Saturday Saunter: Books and bird hides

Good Saturday to you,

It’s beginning to feel more like spring here in Glasgow. There’s more daylight, it has been fairly mild of late and the calendar has turned into March. While out walking I’ve seen a lot more crocuses and snowdrops, yellows, purples and whites. I like that. The utter cold and snow of a couple of weeks ago seems to have gone, which is undoubtedly a good thing. As this is posted, I might be out for a walk. Or not as I sometimes like a lie in. I’m writing this on Thursday night with Extraordinary Escapes with Sandi Toksvig on in the background. Sandi’s a good human.

I don’t know much about birds. I can recognise crows, robins, seagulls but not much in between. Birdwatching is an ever more popular pastime and one place people go to do that is by Loch Leven near Kinross, not to be confused with the other Loch Leven by Ballachullish. I read that the bird hide by Loch Leven was destroyed by a fire recently and that is sad. Loch Leven is beautiful, historically interesting and a place of nature despite being quite near the M90 motorway. People go there to rest and to find interest in the natural world. I’ve been to Loch Leven a couple of times, both on hot, summer’s days and the castle is one of the finest in Scotland, secluded on an island in the centre of the loch. I hope the crowdfunder to rebuild the hide achieves success for when people can travel to birdwatch once more.

It feels appropriate to have Sandi Toksvig on while thinking about Women’s History Month. The other day I watched a talk on Zoom presented by the National Library of Scotland about women walkers, featuring the author Dr Kerri Andrews and curator Paula Williams. It was interesting, talking a little about Nan Shepherd as well as other notable mountaineering women who I hadn’t heard of before. It prompted me to plonk one of my three copies of The Living Mountain back by my bedside – the slender white paperback one with a Dunbar Schools bookmark – and I’m looking forward to re-reading it soon. I’ve got a couple of books on the go just now and one of them is an audiobook of Made in Scotland by Billy Connolly, where funnily enough he talked about regularly re-reading his favourite book, Confederacy of Dunces by John Kennedy Toole, and buying copies for his friends and evangelising about it. I could relate.

I am writing this on World Book Day so it feels appropriate to write about what I’m reading. Billy Connolly, or at least his words read by Gordon Kennedy, has been my soundtrack to tidying and cleaning lately. I’ve got two other books on the go at present, Hibs Through and Through: The Eric Stevenson Story by Eric Stevenson and Tom Wright, which I’ve mentioned before and I’m enjoying, and Antlers of Water: Writing on the Nature and Environment of Scotland edited by Kathleen Jamie, which I started earlier and is also excellent, with a wheen of topics covered so far including radiation, wind turbines, red kites and ancient animals. The Eric Stevenson book is a decent one for before bed, the Antlers of Water more for the day. There seem to be good books for different types of day but I can’t quite explain which books fall into which category. I’ll have a think about that for next week.

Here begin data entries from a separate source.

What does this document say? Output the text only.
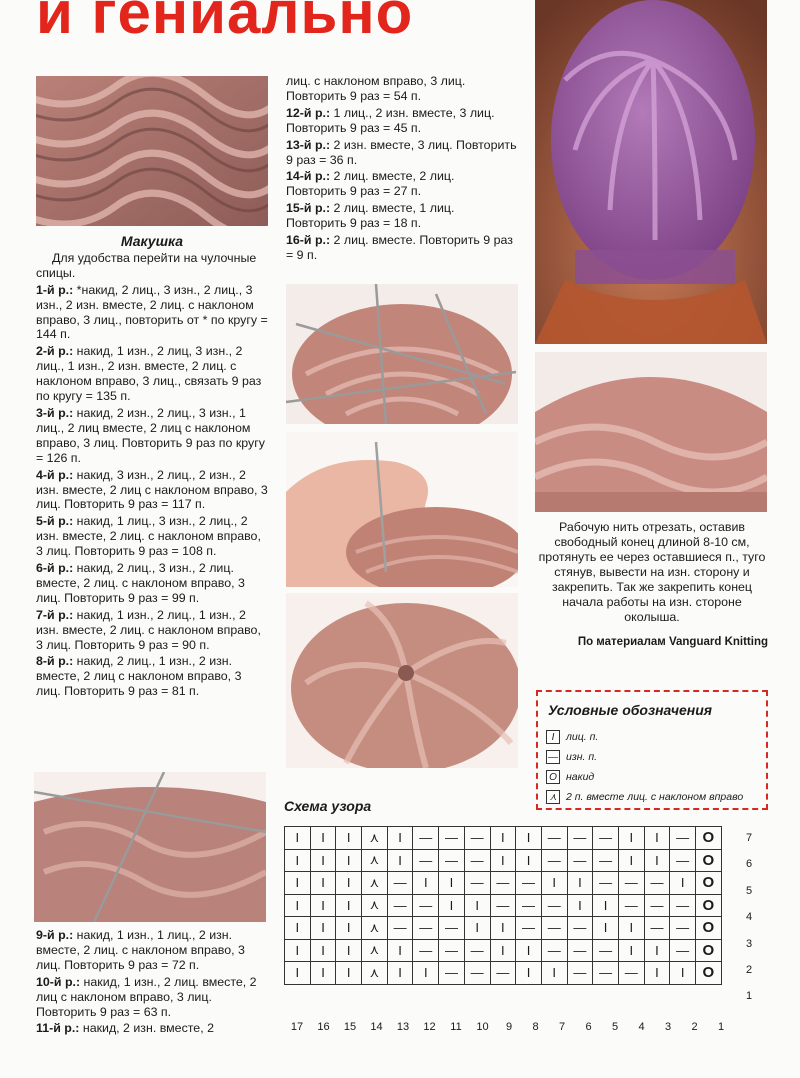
и гениально
Макушка

Для удобства перейти на чулочные спицы.

1-й р.: *накид, 2 лиц., 3 изн., 2 лиц., 3 изн., 2 изн. вместе, 2 лиц. с наклоном вправо, 3 лиц., повторить от * по кругу = 144 п.

2-й р.: накид, 1 изн., 2 лиц, 3 изн., 2 лиц., 1 изн., 2 изн. вместе, 2 лиц. с наклоном вправо, 3 лиц., связать 9 раз по кругу = 135 п.

3-й р.: накид, 2 изн., 2 лиц., 3 изн., 1 лиц., 2 лиц вместе, 2 лиц с наклоном вправо, 3 лиц. Повторить 9 раз по кругу = 126 п.

4-й р.: накид, 3 изн., 2 лиц., 2 изн., 2 изн. вместе, 2 лиц с наклоном вправо, 3 лиц. Повторить 9 раз = 117 п.

5-й р.: накид, 1 лиц., 3 изн., 2 лиц., 2 изн. вместе, 2 лиц. с наклоном вправо, 3 лиц. Повторить 9 раз = 108 п.

6-й р.: накид, 2 лиц., 3 изн., 2 лиц. вместе, 2 лиц. с наклоном вправо, 3 лиц. Повторить 9 раз = 99 п.

7-й р.: накид, 1 изн., 2 лиц., 1 изн., 2 изн. вместе, 2 лиц. с наклоном вправо, 3 лиц. Повторить 9 раз = 90 п.

8-й р.: накид, 2 лиц., 1 изн., 2 изн. вместе, 2 лиц с наклоном вправо, 3 лиц. Повторить 9 раз = 81 п.

9-й р.: накид, 1 изн., 1 лиц., 2 изн. вместе, 2 лиц. с наклоном вправо, 3 лиц. Повторить 9 раз = 72 п.

10-й р.: накид, 1 изн., 2 лиц. вместе, 2 лиц с наклоном вправо, 3 лиц. Повторить 9 раз = 63 п.

11-й р.: накид, 2 изн. вместе, 2

лиц. с наклоном вправо, 3 лиц. Повторить 9 раз = 54 п.

12-й р.: 1 лиц., 2 изн. вместе, 3 лиц. Повторить 9 раз = 45 п.

13-й р.: 2 изн. вместе, 3 лиц. Повторить 9 раз = 36 п.

14-й р.: 2 лиц. вместе, 2 лиц. Повторить 9 раз = 27 п.

15-й р.: 2 лиц. вместе, 1 лиц. Повторить 9 раз = 18 п.

16-й р.: 2 лиц. вместе. Повторить 9 раз = 9 п.

Рабочую нить отрезать, оставив свободный конец длиной 8-10 см, протянуть ее через оставшиеся п., туго стянув, вывести на изн. сторону и закрепить. Так же закрепить конец начала работы на изн. стороне околыша.
По материалам Vanguard Knitting
Условные обозначения
I	лиц. п.
— изн. п.
O накид
⋏ 2 п. вместе лиц. с наклоном вправо
Схема узора
I	I	I	⋏	I	—	—	—	I	I	—	—	—	I	I	—	O
I	I	I	⋏	I	—	—	—	I	I	—	—	—	I	I	—	O
I	I	I	⋏	—	I	I	—	—	—	I	I	—	—	—	I	O
I	I	I	⋏	—	—	I	I	—	—	—	I	I	—	—	—	O
I	I	I	⋏	—	—	—	I	I	—	—	—	I	I	—	—	O
I	I	I	⋏	I	—	—	—	I	I	—	—	—	I	I	—	O
I	I	I	⋏	I	I	—	—	—	I	I	—	—	—	I	I	O
7
6
5
4
3
2
1
17	16	15	14	13	12	11	10	9	8	7	6	5	4	3	2	1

Andrew Watson mural: a mural of a figure with crossed arms wearing a striped football jersey. There is a golden background with the words ‘Black Lives Matter’ to the bottom right.

After I finish those books, I’m going to read a new book I got recently, about Andrew Watson, the first black international footballer. He appears in a mural in Shawlands as well as on the side of the Hampden Bowling Club, the first Hampden. I was prompted to buy it after listening to a virtual tour of Hampden last week and I’m looking forward to reading it soon.

In a week when Scottish politics has been particularly toxic, one positive has been the debate on Thursday for International Women’s Day.

Also, I would like to share the excellent video shared by Dundee United FC in honour of World Book Day. Books and football are quite a combination.

Anyway, that’s the Saturday Saunter for today, Saturday 6th March 2021. Thanks for reading. There will be a post on Wednesday, possibly about a river, possibly not. Any suggestions are welcome. Until then, a very good morning to you all.